Теперь я знаю, как всё было. Моё молчание, мои сухие глаза, мои неловкие и сдержанные слова утешения – всё это смутило Эдриана и заставило его поверить в то, что я виню его самого во всём случившимся с ним. Мне не хватило слов, чтобы выразить, как болит моя душа за него, как я виноват перед ним, что не смог его защитить. Я боялся обнажить свою слабость перед младшим братом и не смел проронить ни слезы. Я был собранный и спокойный, как бесчувственная глыба льда. Этих холодных слов и неуклюжего объятья было недостаточно, чтобы спасти его. Я должен был прижать к себе моего бедного мальчика, целовать его ноги и молить о прощении. Эдриана убили не стылые воды Темзы и даже не старый извращенец, надругавшийся над ним. Эдриана убил я сам – своим проклятым бесчувствием.   

А теперь я должен уложить в гроб ещё и её – эту хрупкую девочку, что даже младше моего брата. Отчего бы, милая, нам не обменяться местами – тебе жить под ясным солнцем, танцевать и любоваться цветением маргариток, а мне лежать спокойным и совершенно бесчувственным на дне могилы?.. Спокойным? О нет, смерть не принесёт мне покоя. В аду я буду веками искать своего бедного младшего брата. На каком кругу преисподней растёт дантов лес самоубийц? Но я не посмею поступить, как Эдриан – я не отвергну свою окаянную жизнь, хоть она и сама всегда отвергала меня, как неугодного, постылого ухажёра. Я доиграю свою жалкую роль до конца и покину сцену только, когда мне это позволит Господь – и тогда я приму смерть, как символ Его прощения, как Божий поцелуй. Мне нельзя своевольно идти туда вместе с тобой, милая моя. Я не заслужил эту награду. Нам не суждено соединиться ни в жизни, ни в смерти. Небо не подарило мне радости встретить тебя в те благословенные дни, когда ты ещё дышала этим воздухом и на бледных губах твоих играла улыбка. Чем я так прогневил Бога, что мне отказано в таком счастье, как любить тебя – живой? Нежность маленькой нищенки, в чьих глазах я увидел бы своё отражение – неужели это так много? Но мне не дозволено даже этого. Хотя разве не я сам отринул жизнь и заперся в морге с трупьём? Не стало ли это моим добровольным жертвоприношением, которым я попытался искупить свою вину за то, что не спас Эдриана? И теперь всю свою оставшуюся жизнь я обречён укладывать людей в гроб. Но как мне проститься с тобой, моя маленькая? Я не могу потерять ещё и тебя.

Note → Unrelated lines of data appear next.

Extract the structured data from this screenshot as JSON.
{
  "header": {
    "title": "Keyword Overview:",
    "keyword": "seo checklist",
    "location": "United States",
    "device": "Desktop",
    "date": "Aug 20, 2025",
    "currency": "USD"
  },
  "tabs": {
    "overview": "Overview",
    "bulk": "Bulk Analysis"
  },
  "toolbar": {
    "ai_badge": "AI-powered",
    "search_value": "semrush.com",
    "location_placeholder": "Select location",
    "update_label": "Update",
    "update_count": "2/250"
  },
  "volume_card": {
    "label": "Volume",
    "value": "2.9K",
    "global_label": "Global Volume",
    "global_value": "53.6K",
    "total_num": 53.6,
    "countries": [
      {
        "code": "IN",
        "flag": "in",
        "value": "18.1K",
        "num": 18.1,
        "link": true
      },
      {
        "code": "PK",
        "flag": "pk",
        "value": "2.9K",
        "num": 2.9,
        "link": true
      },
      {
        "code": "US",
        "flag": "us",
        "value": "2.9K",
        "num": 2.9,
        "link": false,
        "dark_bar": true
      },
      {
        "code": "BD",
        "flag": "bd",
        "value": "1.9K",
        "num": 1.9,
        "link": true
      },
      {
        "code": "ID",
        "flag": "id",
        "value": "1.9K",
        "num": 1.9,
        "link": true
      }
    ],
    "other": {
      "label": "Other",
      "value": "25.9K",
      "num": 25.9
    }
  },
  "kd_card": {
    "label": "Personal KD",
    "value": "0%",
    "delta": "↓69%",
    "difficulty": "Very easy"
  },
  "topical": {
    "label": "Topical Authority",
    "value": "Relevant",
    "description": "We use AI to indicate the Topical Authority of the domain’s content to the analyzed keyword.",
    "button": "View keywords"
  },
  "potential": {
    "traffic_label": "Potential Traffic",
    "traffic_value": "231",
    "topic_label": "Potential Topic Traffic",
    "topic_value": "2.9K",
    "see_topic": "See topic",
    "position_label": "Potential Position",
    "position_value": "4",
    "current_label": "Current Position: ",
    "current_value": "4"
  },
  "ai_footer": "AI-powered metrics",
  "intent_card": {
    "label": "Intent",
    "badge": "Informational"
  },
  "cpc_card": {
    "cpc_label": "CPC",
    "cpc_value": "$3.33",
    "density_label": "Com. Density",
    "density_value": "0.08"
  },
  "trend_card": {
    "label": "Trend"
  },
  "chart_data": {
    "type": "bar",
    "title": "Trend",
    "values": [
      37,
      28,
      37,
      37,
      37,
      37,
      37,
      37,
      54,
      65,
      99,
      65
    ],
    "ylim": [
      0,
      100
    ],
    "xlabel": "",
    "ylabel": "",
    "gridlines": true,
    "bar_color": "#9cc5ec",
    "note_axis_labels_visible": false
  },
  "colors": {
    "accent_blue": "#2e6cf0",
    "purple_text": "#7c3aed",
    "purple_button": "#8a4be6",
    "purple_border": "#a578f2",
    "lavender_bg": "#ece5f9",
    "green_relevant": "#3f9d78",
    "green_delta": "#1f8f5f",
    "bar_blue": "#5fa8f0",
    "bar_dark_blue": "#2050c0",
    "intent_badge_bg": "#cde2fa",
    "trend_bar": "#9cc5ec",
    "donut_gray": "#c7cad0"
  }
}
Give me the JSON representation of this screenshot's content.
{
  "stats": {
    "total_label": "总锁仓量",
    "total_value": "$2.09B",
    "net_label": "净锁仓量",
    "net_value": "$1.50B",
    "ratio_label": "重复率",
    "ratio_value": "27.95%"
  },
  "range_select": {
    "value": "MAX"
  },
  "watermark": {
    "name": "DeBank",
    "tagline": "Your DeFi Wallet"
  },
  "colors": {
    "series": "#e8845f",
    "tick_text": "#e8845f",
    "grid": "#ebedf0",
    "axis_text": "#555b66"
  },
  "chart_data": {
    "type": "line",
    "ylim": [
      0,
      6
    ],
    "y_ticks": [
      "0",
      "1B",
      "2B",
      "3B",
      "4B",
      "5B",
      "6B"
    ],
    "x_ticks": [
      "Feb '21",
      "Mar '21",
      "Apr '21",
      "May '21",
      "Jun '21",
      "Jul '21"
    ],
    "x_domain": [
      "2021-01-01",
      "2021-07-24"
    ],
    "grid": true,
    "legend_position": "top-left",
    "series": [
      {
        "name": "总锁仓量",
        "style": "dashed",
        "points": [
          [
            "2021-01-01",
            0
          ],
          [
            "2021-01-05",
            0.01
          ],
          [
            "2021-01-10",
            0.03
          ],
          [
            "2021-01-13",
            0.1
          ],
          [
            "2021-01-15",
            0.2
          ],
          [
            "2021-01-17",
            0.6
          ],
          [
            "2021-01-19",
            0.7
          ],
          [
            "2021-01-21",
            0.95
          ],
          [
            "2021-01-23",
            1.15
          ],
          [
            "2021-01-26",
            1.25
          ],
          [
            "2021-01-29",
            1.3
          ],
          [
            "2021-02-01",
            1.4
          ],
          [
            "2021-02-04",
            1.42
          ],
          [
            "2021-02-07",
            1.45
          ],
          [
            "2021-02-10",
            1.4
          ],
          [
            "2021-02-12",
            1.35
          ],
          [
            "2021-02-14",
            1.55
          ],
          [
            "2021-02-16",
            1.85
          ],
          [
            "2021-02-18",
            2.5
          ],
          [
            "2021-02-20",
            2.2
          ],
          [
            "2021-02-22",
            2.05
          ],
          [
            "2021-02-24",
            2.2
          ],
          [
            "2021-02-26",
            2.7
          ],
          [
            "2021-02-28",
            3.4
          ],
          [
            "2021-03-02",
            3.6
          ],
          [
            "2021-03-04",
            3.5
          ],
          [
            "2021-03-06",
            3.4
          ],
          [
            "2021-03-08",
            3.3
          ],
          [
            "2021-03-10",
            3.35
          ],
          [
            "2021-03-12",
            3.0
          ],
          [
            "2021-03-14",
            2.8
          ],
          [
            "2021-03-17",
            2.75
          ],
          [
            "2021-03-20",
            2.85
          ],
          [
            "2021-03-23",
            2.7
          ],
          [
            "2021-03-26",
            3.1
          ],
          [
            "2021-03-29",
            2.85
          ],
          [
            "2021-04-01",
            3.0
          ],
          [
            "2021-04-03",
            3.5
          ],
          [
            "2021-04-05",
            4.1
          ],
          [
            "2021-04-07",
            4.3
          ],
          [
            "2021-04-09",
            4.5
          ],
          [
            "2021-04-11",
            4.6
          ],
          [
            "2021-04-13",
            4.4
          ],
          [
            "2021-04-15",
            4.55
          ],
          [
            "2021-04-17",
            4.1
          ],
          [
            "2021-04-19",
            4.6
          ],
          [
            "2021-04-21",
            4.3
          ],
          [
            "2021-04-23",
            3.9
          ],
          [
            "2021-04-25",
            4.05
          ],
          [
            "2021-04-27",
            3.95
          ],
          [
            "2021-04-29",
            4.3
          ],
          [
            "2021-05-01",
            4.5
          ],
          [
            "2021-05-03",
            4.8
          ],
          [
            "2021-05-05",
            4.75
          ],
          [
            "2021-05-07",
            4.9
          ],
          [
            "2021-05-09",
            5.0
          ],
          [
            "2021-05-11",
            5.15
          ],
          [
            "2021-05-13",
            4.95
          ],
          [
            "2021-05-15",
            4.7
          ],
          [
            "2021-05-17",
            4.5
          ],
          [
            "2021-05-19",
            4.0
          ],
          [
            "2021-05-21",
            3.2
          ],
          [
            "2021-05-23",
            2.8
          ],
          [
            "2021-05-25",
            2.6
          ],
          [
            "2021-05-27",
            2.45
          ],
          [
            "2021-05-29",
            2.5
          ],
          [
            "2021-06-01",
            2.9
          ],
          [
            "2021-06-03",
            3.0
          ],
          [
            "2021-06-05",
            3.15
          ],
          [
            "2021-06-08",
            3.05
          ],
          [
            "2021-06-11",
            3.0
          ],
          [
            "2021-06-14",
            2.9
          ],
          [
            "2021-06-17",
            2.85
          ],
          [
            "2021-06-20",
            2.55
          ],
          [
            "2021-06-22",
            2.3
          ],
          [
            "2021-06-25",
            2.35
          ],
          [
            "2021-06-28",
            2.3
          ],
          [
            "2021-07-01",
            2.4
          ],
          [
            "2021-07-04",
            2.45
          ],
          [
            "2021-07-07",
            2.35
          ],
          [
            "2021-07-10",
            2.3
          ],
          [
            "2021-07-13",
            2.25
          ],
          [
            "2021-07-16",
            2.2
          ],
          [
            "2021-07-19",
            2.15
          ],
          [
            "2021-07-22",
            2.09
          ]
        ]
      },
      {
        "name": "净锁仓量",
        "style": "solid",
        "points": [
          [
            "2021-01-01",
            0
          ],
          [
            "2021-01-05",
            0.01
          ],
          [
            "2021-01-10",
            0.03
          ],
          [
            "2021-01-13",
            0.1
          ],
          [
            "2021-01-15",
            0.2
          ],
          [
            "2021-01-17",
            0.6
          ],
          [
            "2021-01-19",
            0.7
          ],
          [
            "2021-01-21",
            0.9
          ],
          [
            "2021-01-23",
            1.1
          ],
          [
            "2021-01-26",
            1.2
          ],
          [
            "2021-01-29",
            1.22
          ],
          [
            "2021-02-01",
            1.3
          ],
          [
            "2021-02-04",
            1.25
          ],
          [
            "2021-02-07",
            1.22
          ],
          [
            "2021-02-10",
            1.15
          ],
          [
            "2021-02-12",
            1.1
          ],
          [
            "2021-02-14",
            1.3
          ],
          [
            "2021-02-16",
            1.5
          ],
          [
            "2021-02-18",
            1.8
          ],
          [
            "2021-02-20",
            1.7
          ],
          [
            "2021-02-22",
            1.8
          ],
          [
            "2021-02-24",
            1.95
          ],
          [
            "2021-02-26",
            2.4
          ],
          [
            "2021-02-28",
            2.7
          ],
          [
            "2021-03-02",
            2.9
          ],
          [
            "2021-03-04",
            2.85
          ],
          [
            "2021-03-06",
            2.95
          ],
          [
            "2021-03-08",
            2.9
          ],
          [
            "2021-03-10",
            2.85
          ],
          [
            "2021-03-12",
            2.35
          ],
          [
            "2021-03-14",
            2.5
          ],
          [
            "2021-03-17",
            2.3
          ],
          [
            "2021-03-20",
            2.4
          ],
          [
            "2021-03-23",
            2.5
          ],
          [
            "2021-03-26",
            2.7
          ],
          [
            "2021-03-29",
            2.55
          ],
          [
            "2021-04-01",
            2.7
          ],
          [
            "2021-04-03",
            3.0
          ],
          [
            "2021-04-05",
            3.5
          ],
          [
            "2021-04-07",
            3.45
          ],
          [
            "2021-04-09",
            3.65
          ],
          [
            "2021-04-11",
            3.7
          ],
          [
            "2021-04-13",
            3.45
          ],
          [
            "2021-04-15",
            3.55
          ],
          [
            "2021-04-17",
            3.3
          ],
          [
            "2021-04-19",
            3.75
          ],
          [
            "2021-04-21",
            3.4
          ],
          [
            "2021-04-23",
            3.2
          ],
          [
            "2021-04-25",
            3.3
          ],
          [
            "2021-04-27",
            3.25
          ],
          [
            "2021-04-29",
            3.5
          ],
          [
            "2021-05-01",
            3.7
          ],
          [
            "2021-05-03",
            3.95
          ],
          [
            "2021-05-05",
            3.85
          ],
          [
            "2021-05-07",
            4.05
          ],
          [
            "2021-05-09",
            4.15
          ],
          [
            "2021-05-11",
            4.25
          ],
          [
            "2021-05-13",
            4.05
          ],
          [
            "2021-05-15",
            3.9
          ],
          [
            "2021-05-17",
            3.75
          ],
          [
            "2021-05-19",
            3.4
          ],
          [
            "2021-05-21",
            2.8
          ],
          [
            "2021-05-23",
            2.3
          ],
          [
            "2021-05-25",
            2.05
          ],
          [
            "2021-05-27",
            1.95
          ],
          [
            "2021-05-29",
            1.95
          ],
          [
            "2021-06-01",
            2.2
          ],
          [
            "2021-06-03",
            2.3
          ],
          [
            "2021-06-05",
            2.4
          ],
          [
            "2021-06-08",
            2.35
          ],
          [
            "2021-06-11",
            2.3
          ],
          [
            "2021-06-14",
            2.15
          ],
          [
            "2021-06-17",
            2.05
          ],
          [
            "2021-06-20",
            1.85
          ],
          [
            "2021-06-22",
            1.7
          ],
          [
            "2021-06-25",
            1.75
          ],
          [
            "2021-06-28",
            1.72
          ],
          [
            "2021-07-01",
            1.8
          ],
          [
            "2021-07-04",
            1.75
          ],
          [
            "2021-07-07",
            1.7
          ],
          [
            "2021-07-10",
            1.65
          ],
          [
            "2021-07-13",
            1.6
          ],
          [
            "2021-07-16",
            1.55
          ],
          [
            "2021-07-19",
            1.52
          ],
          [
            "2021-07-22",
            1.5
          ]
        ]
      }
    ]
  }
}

Уронив лицо на ладони, я сидел на краю гробницы и не смел оглянуться на покоящуюся там девушку. Какое-то противное чувство и привкус соли во рту заставило меня опомниться от тяжёлого забытья, и я сплюнул на пол свой сломанный зуб и пару капель крови. Чуть больше года назад мои зубы стали крошиться, как те ракушки, что мы с Эдрианом собирали в детстве. А ведь я ещё не стар, но мои зубы уже гниют. Я стыжусь разговаривать с людьми и не смею улыбаться – вдруг они заметят эту мерзость. Зажав ладонью рот, я ощутил, как в глазах защипало от едва сдерживаемых слёз. Я и вправду отвратителен. Урод, которому самое место на погосте. Как мне стыдно, что ты видишь меня таким. Была бы ты жива, ты бы уже убежала от меня с отвращением. В этот миг, когда с моих ресниц всё же скатилась пара крупных слезинок, мне почудилось, словно кто-то коснулся моей спины. Нервно обернувшись, я устало воззрился на мою умиротворённую покойницу. Это ты, ангел мой, коснулась меня своей доброй рукой, чтобы утешить мою горечь? Похоже, я схожу с ума. Мне хотелось поцеловать твои тонкие пальчики, нежное прикосновение которых стало бы для меня самой великой наградой, но я не посмею коснуться тебя своим гадким ртом с гниющими зубами. Таким уродам, как я, позволено целоваться только с червями. Уже скоро придёт и мой черёд отправиться на свидание с ними.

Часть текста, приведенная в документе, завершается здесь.